La chica inspira profundamente, volviendo ligeramente a la calma.
—¡Suéltalo, Snoopy! —dice. Inmediatamente el perrito se queda quieto, poniendo una cara de mascota angelical, en tanto agita rápidamente la cola erguida.
Me pongo de pie; ella permanece en el piso y voltea el cuerpo en mi dirección para mirarme. La contemplo, me late que tiene apenas dieciséis o diecisiete años.
—¿Quién demonios eres? —le pregunto descortésmente guardando la pistola en el mismo lugar, atrás del pantalón—. Pude haberte matado... —Ella no me quita sus ojos negros de encima—. ¿De dónde vienes? —pregunto más calmado.
Extiendo la mano y se la ofrezco para ayudarla a ponerse de pie. La joven la ignora, y se levanta por sí misma. Se sacude el polvo del trasero y luego de los brazos y hombros.

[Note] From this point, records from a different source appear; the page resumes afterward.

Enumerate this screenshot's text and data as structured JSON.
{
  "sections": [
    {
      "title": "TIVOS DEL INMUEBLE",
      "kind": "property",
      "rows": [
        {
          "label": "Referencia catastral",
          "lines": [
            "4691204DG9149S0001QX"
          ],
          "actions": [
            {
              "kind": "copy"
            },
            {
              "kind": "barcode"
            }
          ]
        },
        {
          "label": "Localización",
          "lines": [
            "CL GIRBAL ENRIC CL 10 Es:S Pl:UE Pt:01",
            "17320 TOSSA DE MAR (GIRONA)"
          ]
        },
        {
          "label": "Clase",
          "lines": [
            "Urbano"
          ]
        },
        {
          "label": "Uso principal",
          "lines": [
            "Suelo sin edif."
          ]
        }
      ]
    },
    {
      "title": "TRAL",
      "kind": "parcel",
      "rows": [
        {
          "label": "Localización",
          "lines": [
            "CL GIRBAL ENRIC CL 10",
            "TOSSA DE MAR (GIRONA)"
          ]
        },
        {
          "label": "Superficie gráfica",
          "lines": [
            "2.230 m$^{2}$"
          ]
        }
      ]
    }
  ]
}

—No, ¿tú, quién demonios eres? —me devuelve la pregunta con un tono irrespetuoso.
La miro fijamente, y para no enfrascarnos en una estéril discusión de identidades, decido responderle:
—Frank.
Ella mira a su mascota que me hace piruetas parado en dos patas, con las manitas dobladas para abajo, y me ladra jugando. La chica levanta los ojos hacia los míos y me dice sorprendida:
—¡Le caes bien a Snoopy, Frank!... Eso no puede ser posible. —Sonríe, y como por arte de magia, su actitud cambia completamente—. Me llamo Karina Amanti —dice de forma menos renuente a congeniar.